Study Weighs Building Data Centers Against Colocation for SMBs
January 22, 2007 Timothy Prickett Morgan
It isn’t often that companies talk about the costs of setting up data centers, and small and medium companies generally do not talk very much about their data center costs. It might be simply because no one asks them. So what does a data center cost SMBs, and how does that compare to outsourcing the data center through the use of colocation services–putting your data center in someone else’s facility and paying rent? In an effort to try to win some customers for data center colocation services it provides, Baltimore Technology Park, which has an outsourcing services data center located in the Maryland town of that name, has just spent $3.5 million to do an 11,000 square foot expansion of its 30,000 square foot data center, put together a report last week and put some numbers on the build-versus-rent issue for data centers.

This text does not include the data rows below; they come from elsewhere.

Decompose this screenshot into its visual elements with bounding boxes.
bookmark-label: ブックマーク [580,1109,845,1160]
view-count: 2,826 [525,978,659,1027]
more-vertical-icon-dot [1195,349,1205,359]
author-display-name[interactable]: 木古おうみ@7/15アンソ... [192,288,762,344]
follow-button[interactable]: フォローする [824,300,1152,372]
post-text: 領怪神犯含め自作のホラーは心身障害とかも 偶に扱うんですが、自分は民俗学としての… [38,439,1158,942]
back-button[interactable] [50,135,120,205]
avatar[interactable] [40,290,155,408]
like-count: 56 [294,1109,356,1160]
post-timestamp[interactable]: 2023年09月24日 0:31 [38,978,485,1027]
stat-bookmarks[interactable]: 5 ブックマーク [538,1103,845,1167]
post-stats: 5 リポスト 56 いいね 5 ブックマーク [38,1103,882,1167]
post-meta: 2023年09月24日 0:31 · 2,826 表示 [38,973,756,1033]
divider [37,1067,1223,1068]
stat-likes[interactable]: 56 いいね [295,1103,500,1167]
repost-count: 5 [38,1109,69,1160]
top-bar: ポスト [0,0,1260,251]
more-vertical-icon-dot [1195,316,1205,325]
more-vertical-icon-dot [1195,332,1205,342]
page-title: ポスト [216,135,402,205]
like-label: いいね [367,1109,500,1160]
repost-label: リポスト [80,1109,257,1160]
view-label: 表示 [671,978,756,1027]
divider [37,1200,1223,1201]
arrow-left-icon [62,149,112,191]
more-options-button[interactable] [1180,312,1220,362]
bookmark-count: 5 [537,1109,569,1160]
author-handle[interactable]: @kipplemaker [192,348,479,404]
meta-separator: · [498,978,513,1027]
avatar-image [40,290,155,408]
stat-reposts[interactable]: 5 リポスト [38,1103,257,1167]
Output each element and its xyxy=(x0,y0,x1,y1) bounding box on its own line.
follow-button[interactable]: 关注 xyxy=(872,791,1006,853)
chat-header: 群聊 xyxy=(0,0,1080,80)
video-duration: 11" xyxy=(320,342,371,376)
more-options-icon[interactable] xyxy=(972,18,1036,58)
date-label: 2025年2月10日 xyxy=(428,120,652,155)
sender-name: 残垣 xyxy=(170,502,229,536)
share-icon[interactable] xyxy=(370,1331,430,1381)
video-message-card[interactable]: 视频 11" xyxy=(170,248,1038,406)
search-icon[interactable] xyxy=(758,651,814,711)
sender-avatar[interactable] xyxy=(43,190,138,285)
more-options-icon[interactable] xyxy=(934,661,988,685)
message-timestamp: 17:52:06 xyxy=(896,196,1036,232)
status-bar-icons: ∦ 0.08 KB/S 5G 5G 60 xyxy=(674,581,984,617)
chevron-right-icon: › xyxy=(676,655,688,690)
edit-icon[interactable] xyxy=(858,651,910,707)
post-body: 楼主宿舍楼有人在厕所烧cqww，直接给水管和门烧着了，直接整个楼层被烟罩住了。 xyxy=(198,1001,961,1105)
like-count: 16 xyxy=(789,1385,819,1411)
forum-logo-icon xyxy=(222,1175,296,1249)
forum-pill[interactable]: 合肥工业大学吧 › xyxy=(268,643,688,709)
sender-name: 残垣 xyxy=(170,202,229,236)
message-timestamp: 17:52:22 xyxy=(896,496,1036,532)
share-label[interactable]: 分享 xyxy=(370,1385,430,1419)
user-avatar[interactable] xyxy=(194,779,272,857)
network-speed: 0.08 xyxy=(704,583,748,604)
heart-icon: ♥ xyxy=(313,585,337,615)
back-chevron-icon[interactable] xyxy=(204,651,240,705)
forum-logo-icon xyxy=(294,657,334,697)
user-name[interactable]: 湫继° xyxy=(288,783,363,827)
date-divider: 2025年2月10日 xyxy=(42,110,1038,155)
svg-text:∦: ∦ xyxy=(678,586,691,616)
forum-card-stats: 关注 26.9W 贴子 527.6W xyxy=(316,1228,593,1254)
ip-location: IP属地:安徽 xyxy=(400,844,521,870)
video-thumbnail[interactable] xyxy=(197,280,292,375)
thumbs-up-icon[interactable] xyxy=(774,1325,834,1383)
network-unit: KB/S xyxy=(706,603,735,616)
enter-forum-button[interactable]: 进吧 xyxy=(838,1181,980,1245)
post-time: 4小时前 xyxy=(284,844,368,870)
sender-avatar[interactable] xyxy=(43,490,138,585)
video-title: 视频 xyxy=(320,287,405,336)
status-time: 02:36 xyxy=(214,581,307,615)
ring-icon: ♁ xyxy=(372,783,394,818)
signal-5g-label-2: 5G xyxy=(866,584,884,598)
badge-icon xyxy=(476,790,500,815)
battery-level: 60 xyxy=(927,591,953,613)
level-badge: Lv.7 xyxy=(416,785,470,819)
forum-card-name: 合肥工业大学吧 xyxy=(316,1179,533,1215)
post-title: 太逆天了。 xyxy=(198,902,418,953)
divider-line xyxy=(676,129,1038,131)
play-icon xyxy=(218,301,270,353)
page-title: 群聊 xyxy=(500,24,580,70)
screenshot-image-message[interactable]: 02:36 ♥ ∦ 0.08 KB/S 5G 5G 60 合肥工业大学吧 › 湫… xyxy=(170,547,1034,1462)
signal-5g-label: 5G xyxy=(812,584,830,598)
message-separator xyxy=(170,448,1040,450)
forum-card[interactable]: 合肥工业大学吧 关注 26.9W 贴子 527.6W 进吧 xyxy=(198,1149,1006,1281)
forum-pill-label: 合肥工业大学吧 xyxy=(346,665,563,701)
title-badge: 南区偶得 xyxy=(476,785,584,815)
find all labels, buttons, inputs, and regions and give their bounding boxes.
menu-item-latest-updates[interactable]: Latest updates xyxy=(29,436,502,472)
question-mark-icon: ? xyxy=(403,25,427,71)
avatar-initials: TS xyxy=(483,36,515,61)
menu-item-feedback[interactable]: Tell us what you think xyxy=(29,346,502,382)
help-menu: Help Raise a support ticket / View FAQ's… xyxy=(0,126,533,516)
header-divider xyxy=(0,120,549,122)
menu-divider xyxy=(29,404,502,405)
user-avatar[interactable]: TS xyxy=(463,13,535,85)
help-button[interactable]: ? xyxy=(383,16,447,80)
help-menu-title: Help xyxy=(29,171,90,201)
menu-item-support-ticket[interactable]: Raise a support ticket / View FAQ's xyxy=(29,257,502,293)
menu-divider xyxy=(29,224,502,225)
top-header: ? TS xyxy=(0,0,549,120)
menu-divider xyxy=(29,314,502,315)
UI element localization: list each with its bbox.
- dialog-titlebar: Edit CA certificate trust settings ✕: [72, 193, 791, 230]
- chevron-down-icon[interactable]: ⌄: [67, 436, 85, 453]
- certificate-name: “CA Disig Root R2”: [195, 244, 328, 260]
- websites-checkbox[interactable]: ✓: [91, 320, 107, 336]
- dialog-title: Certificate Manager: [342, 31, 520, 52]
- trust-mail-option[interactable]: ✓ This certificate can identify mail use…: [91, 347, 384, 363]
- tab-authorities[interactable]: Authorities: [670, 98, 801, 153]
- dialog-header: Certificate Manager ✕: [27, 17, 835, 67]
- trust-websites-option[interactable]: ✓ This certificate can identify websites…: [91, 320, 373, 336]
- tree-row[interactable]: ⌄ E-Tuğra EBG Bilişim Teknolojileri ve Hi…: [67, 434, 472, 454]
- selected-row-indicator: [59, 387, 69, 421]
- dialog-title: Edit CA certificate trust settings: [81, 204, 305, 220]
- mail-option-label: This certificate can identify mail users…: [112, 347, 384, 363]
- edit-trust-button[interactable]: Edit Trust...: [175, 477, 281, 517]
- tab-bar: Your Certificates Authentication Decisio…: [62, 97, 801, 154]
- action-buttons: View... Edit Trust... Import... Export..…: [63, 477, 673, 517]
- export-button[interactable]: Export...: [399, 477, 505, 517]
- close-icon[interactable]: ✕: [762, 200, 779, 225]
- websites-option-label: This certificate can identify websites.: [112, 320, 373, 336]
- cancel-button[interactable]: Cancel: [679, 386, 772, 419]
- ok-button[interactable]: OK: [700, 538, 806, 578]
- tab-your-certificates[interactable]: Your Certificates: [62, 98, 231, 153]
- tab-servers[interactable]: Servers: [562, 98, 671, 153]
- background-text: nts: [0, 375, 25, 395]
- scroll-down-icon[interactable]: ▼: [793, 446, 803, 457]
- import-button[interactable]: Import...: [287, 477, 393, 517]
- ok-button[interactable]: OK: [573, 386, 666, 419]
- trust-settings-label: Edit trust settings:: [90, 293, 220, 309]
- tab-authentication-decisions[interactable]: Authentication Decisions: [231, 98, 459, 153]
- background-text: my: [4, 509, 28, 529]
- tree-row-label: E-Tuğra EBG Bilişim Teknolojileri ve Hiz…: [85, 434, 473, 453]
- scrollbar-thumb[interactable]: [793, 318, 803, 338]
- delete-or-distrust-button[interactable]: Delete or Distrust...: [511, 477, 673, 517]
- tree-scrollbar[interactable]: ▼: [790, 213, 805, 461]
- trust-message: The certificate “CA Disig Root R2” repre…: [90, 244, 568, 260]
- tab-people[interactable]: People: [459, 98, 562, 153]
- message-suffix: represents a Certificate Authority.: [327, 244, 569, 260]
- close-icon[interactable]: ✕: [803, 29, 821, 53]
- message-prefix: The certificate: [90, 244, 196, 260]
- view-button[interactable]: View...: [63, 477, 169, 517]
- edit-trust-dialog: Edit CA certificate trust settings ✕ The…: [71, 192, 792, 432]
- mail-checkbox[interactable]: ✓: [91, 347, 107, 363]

To make a comparison for an SMB customer, BTP did the math for what it would cost to build a data center in the Washington metro area that had 1,120 square feet of space, which is enough to hold 20 racks of servers and storage; such a setup would require 43 watts of power per square foot, or about 48 kilowatts. (This means BTP was looking at standard rack servers, not ultradense blade server racks that can pack 15 to 20 kilowatts into a single rack these days without too much effort.) Building a data center of this size–including the cost of the electrical systems, air conditioning, fire suppression, and security systems–would cost $562,000, and adding in architect fees, engineering fees, project manager costs, and contingency planning would boost the price to $707,000. Recurring costs for electricity, telecom, maintenance, physical security, insurance, and property taxes would add another $270,000 each year. So over a five-year term, such a data center would cost over $2 million. Compare this to the cost of colocating in the BTP data center. For the same 20 racks of servers and storage, there is an initial $39,000 setup fee and annual rental, bandwidth, electricity, and cooling fees of around $206,000. Over a five-year period, that comes to just over $1 million.